We are excited to welcome Arthur Mamou-Mani as part of the Kent School of Architecture and Planning Open Lecture series. Next week’s lecture is hosted by Digital Architecture Research Centre (DARC), and will take place on Tuesday 19 January at 6pm GMT via Microsoft Teams. Please use this link to join the lecture.
Arthur Mamou-Mani’s lecture, ‘Eco-Parametric and Circular Architecture’, will look through several of his practice’s projects. Arthur will show how parametric design and digital fabrication can bring us closer to the natural world, and how Mamou-Mani’s approach can lead the way towards a positive robotic age.
Arthur Mamou-Mani is an architect specialised in eco-parametricism, looking at coupling a cradle to cradle approach to digital design within the maker’s movement. As a diverse studio of designers, makers and technologists, Mamou-Mani’s methodology is to create synergy throughout these fields by using constant feedback and iterations. Their work uses algorithms to generate and evolve concepts based on rules and parameters, similarly to natural processes. Arthur’s belief in craft and innovation has led his practice to co-develop their own custom software for 3D printing and bespoke hardware for the wider fields of design and construction.
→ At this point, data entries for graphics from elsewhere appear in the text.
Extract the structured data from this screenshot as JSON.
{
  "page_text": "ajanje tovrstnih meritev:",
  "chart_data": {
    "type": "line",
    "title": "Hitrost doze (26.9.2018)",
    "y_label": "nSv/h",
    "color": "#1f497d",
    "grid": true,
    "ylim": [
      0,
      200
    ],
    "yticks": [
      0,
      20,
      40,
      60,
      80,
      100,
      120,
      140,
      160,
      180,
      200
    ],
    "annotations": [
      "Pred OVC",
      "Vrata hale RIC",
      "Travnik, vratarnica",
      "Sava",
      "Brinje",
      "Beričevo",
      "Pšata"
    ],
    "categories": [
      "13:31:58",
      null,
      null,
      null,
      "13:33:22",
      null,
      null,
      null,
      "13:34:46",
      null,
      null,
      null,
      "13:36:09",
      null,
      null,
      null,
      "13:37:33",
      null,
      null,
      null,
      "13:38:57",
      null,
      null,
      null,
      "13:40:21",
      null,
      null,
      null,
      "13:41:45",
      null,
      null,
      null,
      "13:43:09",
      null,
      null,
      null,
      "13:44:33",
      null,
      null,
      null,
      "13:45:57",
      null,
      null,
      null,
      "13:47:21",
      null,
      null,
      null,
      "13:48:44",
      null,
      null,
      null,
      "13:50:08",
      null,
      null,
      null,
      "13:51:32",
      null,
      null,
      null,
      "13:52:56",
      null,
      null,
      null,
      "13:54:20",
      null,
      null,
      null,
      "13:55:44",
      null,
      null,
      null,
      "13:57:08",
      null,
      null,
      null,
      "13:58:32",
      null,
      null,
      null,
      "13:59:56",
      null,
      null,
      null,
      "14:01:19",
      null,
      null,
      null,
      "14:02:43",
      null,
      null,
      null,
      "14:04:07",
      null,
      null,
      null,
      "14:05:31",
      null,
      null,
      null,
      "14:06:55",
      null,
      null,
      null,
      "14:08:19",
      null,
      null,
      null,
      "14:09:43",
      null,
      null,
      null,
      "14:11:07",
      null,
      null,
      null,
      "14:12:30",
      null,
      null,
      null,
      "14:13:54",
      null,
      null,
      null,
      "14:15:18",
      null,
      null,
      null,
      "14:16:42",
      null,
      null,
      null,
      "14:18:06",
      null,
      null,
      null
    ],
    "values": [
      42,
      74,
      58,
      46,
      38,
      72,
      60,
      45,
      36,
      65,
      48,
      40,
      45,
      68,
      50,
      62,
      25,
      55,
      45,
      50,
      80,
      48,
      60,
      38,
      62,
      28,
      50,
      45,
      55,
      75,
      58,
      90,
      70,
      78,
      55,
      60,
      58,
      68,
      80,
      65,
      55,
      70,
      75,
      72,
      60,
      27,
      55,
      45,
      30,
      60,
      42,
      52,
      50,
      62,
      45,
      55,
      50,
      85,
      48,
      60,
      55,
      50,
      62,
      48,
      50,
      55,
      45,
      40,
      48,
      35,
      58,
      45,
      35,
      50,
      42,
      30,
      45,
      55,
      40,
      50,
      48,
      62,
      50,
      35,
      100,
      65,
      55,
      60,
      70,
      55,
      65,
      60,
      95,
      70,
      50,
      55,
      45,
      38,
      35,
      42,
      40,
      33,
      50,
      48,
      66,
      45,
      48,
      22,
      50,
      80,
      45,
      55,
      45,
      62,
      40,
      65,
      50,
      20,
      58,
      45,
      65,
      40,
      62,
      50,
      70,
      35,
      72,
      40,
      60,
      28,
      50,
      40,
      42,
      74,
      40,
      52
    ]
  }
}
Arthur Mamou-Mani is director of the award-winning architecture practice Mamou-Mani, specialising in a new kind of digitally designed and fabricated architecture. Arthur is a lecturer at the University of Westminster, and has given numerous talks around the world on eco-parametric architectural practice. A fellow of the Royal Society for Encouragement of the Arts Manufacture and Commerce, he has won the American Architecture prize, the RIBAj Rising Star Award and has recently been awarded the prestigious Pierre Cardin Prize for Architecture from the Academie des Beaux-Arts in France.In 2020 the Architects Journal named Mamou-Mani as one of it’s 100 ‘Disruptor’ practices, who are challenging the norms of traditional architecture practice. Alongside his architectural practice Arthur founded the digital-fabrication laboratory FabPub.